The Second Circuit drew an interesting—and we anticipate, important—comparison between the true conflict requirement under the international comity doctrine, on one hand, and the foreign sovereign compulsion doctrine, on the other hand. The Second Circuit recognized that a number of courts, including district courts within the Second Circuit, had incorrectly conflated the two. Of most interest to foreign litigants, the Second Circuit emphasized that the true-conflict doctrine requires only that a conflict exist, not that the litigant face the risk of sanctions should it not comply with the foreign country's law.
That represents a notable change. To date, many trial courts have required foreign litigants asserting an international comity defense to demonstrate they will be punished in the foreign country if they fail to comply with the foreign law. In other words, a conflict was not enough; the litigant also had to show that it would be punished. That approach is no longer correct under the Second Circuit's decision, which found that the "exclusive attention" should be on what foreign law facially requires, regardless of "the threat of compulsive sanctions." This approach, the Second Circuit explained, reflects that international "‘comity' is characterized by respect for another country's sovereign authority within its border, not by examination of whether such authority exerts duress-like pressure" on the litigants.
In concluding that a true conflict existed between U.S. and Chinese antitrust law, the Second Circuit also considered "with more than a grain of salt," but nonetheless gave "some weight" to, the statements from the Chinese government as to the proper interpretation of its laws and what requirements those laws imposed on the defendants.

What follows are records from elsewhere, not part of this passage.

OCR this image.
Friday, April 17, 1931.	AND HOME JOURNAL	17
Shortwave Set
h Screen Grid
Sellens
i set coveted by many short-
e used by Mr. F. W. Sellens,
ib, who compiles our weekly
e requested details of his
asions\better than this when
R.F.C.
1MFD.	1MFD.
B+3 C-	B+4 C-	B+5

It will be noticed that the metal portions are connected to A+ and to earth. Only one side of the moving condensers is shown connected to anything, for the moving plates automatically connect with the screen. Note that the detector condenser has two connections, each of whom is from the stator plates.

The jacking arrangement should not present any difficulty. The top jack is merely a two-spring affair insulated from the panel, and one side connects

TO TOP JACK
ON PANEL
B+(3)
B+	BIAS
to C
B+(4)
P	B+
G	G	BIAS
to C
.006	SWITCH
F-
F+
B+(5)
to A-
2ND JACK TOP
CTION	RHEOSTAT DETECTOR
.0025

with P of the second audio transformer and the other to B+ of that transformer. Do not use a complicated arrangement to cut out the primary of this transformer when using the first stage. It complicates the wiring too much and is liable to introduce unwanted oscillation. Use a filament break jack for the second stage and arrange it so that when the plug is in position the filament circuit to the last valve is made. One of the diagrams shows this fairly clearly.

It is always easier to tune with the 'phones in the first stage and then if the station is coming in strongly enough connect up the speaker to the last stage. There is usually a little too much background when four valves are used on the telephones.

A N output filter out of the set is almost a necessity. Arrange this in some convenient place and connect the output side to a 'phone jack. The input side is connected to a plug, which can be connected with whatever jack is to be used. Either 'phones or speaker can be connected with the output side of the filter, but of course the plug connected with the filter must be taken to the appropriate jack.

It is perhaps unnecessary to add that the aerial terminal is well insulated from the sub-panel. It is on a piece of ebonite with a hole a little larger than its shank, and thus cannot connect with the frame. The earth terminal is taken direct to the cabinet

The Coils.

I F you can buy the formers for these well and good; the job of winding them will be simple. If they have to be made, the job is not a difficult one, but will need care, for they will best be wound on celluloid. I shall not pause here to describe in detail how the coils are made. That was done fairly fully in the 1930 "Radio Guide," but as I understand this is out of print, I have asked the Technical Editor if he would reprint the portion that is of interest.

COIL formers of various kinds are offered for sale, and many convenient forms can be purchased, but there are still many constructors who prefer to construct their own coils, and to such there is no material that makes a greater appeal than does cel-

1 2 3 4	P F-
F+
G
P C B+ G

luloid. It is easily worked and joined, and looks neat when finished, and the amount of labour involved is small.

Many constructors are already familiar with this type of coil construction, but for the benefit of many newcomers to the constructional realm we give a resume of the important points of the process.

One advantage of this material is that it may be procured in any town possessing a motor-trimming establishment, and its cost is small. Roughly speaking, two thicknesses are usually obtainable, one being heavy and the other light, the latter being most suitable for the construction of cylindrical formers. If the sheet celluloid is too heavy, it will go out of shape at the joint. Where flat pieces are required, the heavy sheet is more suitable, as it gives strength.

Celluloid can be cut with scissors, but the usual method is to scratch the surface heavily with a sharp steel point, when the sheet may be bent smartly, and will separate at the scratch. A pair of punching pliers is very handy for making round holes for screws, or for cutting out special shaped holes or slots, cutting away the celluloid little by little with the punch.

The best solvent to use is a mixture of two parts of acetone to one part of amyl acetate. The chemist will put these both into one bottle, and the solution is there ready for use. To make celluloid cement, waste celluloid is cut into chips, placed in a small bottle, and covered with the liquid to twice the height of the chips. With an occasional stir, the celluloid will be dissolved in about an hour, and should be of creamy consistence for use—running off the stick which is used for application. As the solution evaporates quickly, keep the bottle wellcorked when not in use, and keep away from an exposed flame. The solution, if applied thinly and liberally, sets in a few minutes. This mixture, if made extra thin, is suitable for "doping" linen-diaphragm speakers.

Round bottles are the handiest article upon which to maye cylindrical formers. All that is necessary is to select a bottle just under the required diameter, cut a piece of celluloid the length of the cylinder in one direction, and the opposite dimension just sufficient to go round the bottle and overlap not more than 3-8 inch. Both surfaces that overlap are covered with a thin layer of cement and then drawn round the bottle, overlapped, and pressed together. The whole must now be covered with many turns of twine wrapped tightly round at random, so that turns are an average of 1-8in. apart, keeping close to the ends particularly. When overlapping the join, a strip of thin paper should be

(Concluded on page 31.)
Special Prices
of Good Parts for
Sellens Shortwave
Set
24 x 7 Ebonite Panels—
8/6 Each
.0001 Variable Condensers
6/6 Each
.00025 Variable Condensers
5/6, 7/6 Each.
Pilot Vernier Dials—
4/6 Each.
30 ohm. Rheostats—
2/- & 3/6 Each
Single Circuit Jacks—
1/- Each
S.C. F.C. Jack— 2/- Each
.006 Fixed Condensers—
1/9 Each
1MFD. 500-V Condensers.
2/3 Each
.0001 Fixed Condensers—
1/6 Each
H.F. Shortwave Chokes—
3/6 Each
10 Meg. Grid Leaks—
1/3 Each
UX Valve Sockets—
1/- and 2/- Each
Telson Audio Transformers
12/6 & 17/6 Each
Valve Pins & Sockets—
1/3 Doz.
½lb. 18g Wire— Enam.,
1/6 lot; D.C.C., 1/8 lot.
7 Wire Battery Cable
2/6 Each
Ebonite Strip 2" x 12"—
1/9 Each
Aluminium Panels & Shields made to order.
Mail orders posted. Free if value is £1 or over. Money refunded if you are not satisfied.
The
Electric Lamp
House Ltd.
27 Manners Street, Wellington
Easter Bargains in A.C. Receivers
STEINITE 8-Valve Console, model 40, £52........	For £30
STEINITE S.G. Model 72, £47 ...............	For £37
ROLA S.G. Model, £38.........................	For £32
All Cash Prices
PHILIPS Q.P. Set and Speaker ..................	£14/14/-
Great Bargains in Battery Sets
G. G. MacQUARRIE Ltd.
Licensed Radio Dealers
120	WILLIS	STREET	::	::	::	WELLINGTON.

The Court then weighed the true conflict together with the other comity factors—including the U.S.'s interest in adjudicating antitrust violations within its jurisdiction with China's interest in regulating its economy within its borders—and held that principles of international comity require dismissal.
The Second Circuit's decision, however, was not unanimous. The three-judge panel split 2-1, with Judge William J. Nardini writing for the majority. Judge Richard C. Wesley dissented, arguing that no true conflict existed between the relevant U.S. and Chinese laws.
Three Key Takeaways
- The Second Circuit injected new life into the international comity doctrine, and the decision likely is welcome relief to many foreign litigants who find themselves caught between the competing and diverging legal demands of two or more countries.
- Of particular note, the Second Circuit drew a key distinction between the "true conflict" requirement under the international comity doctrine and the foreign sovereign compulsion doctrine, having recognized that a number of courts had incorrectly conflated the two. The true-conflict doctrine requires only for a conflict to exist, not that the litigant face the risk of sanctions should it not comply with the foreign country's law.
- Multinational companies subject to competing national laws should continue to monitor this case and its progeny, and whether the Second Circuit's decision will once again be reviewed by the U.S. Supreme Court. It is noteworthy in this regard, as pointed out by Judge Wesley's dissent, that the Second Circuit's 2016 dismissal was criticized by the U.S. Government's amicus brief to the U.S. Supreme Court as having given "inadequate weight to the interests of the U.S. victims of the alleged price-fixing cartel and to the interests of the United States in enforcement of its antitrust laws" and "too much weight to China's objections."